Your key considerations
If, after weighing the pros and cons, you've decided that the arbitration process is in your facility's best interest, here are some of the key factors you must consider when negotiating or drafting a dispute resolution agreement:

  • Which law? Determining which applicable law should control the outcome. This is especially key in multi-state and international disputes.
  • Where? Determining where the arbitration should take place. This can also be of particular importance when you're involved in multi-state and international disputes.
  • Procedural rules. Whether you will adopt the procedural rules of an arbitration provider organization (such as the American Arbitration Association, JAMS, the American Health Lawyers Association or the CPR Institute for Dispute Resolution) or whether you will craft your own choice of procedural rules (including the possibilities of pre-arbitration negotiation and non-binding mediation).
  • The process for choosing arbitrators.
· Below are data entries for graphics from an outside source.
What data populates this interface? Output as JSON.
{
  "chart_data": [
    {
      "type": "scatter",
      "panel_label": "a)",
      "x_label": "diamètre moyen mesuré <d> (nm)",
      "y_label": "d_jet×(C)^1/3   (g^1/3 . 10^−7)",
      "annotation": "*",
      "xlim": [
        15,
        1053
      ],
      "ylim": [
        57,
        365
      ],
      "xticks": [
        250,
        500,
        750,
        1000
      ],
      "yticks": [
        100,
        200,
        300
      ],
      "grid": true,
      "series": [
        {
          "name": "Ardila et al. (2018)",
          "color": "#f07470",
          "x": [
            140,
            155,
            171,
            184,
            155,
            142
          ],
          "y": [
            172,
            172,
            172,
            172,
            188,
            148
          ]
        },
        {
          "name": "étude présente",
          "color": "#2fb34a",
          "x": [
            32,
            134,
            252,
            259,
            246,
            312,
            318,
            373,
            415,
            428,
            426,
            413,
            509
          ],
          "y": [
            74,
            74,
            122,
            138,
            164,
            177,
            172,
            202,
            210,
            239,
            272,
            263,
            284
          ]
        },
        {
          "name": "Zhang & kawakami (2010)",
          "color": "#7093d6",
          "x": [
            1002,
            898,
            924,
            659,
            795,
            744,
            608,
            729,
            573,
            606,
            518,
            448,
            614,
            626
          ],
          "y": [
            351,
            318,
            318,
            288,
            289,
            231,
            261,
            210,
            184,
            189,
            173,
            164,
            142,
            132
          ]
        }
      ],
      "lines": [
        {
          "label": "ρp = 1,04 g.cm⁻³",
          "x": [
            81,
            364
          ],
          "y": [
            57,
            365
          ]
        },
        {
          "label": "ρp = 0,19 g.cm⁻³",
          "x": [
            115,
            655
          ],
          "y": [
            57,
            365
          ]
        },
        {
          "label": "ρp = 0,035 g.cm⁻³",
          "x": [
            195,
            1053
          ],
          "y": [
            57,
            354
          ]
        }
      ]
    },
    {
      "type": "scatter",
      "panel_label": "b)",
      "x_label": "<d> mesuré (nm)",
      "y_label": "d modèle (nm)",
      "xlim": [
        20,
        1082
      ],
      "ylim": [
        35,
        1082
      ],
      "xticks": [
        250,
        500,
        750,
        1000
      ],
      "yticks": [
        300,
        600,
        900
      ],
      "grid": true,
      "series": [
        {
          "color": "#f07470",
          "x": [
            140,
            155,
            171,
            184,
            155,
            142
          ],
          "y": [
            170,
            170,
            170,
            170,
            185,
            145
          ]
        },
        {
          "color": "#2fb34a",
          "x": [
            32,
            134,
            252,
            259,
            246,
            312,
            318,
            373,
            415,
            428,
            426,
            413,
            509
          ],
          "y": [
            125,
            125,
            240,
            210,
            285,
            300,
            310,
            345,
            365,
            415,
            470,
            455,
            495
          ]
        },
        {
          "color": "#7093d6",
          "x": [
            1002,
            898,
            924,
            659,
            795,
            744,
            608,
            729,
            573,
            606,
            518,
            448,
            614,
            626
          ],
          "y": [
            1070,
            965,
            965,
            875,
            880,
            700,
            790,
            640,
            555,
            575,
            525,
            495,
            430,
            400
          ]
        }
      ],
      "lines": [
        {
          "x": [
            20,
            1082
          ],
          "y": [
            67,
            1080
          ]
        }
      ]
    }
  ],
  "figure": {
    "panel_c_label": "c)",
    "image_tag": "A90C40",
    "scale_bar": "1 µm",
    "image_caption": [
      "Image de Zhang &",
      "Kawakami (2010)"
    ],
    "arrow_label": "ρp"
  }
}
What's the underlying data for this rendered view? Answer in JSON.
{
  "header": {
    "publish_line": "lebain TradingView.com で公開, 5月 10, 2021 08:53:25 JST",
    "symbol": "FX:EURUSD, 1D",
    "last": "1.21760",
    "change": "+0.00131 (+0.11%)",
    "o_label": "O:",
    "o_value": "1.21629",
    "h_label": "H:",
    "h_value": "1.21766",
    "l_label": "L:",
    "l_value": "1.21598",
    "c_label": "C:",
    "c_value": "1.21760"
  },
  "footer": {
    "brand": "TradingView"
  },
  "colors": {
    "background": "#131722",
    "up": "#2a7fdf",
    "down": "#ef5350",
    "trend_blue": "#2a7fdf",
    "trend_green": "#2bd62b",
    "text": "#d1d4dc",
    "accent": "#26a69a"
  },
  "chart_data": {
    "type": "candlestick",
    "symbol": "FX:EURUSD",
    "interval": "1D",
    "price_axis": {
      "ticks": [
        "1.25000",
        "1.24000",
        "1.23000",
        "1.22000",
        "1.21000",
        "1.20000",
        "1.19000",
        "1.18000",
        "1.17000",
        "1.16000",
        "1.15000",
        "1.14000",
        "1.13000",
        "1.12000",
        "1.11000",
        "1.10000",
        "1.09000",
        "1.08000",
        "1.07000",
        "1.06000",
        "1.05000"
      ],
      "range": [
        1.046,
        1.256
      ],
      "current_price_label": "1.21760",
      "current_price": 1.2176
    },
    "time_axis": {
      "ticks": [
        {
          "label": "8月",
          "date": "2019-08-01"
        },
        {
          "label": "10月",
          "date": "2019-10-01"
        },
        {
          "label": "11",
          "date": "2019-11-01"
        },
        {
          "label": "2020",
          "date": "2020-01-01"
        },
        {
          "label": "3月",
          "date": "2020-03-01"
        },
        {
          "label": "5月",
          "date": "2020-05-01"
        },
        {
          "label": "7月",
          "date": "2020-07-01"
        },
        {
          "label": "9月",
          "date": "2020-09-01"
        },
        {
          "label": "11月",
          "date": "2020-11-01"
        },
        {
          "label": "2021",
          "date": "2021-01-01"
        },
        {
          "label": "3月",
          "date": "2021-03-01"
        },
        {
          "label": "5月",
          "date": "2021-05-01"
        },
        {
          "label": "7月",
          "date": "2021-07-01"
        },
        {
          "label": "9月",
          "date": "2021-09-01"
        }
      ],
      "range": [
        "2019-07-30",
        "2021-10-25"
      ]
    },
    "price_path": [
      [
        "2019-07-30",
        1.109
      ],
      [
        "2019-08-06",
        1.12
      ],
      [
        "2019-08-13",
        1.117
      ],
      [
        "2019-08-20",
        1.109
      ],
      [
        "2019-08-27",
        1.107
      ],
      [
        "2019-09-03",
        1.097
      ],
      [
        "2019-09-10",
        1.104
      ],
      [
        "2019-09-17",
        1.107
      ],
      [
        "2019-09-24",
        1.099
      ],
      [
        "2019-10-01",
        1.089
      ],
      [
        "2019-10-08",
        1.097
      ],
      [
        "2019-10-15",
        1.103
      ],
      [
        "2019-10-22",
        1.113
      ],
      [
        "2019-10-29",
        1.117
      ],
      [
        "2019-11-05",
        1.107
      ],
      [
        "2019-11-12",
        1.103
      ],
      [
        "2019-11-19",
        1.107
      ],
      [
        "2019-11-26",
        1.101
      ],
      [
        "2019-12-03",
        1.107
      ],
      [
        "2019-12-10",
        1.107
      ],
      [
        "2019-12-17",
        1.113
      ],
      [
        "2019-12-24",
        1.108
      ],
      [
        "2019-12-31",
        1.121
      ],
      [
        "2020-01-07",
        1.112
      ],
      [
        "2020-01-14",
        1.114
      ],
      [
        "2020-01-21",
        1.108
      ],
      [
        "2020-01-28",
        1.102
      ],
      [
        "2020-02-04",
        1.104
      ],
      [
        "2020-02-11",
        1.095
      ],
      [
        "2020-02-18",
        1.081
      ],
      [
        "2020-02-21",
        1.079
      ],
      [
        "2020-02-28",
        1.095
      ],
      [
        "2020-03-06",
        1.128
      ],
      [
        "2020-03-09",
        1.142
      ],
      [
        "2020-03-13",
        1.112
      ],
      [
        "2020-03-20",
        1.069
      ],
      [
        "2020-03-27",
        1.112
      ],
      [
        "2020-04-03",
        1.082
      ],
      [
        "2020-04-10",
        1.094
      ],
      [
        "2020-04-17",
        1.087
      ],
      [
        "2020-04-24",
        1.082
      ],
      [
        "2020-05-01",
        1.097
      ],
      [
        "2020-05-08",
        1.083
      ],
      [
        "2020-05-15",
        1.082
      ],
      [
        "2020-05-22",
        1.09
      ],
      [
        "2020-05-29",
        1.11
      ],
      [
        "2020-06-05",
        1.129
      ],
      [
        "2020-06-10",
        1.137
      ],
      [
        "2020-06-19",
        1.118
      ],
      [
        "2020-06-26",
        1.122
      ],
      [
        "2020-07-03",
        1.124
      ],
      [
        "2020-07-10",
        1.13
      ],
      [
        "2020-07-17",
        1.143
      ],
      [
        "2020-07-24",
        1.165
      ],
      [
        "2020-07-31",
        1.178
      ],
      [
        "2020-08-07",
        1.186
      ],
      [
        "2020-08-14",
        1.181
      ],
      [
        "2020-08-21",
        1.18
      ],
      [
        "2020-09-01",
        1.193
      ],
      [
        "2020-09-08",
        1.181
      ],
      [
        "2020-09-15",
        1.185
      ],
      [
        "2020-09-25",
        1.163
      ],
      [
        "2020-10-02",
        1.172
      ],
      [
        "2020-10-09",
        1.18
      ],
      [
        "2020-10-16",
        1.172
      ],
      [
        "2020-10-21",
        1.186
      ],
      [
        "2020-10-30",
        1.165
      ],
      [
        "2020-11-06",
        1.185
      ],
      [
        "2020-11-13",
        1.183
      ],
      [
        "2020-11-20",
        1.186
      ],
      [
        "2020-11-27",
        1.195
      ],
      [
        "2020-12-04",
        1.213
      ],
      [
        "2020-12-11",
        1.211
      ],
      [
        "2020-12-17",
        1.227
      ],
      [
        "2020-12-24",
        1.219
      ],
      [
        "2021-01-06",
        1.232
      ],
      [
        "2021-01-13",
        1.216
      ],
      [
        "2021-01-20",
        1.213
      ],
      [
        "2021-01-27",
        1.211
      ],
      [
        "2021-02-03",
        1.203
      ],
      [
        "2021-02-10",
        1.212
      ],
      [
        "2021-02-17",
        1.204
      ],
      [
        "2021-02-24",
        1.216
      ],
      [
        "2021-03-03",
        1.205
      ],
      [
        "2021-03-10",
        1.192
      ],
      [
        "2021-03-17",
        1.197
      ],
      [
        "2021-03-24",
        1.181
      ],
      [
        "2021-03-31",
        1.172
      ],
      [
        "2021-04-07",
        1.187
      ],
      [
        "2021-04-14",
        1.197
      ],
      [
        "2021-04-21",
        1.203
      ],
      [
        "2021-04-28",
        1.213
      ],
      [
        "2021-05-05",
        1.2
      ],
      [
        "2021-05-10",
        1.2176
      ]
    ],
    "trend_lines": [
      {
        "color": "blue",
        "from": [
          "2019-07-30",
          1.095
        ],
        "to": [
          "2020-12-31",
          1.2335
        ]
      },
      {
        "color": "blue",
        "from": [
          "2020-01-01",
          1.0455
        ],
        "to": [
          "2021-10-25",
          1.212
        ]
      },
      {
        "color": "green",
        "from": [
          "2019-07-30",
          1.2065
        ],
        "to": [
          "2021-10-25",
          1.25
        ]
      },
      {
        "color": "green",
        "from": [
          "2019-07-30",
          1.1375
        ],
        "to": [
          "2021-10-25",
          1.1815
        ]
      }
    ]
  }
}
The above-mentioned organizations include panels of well-qualified arbitrators. Alternatively, the parties can agree on their own process for selection or even to a particular arbitrator or panel in advance.
  • Consolidate disputes? When there is the potential for multiple and similar disputes between the same parties (for example, disputes against managed care organizations), consider whether those disputes can or should be consolidated into one arbitration.
  • Discovery. The scope and limits of pre-arbitration discovery.
  • Put it in writing? Whether the arbitrator will be required to give a written reasoned basis for his judgment.
  • Take it to court? Whether either party will be allowed to seek judicial review of the arbitrator's award in a court of law.
  • How much damages? Whether the arbitrator will be limited in what relief can be awarded and the extent of allowable damages.
  • Attorneys' fees. Whether the arbitrator can award attorneys' fees to the prevailing party.

A growing trend
While arbitration may not be suitable for all types of disputes, you should strongly consider including arbitration as part of a comprehensive dispute resolution strategy. In most cases, with a carefully crafted agreement, arbitration can indeed be faster, cheaper and fairer than cases resolved in court.

Arbitration is indeed a growing trend in the healthcare field. The effectiveness of arbitration and its enforcement can depend, however, on how well thought-out the procedure is on the front end. What is the takeaway? Carefully consider whether to adopt appropriate arbitration procedures as part of an overall dispute resolution strategy.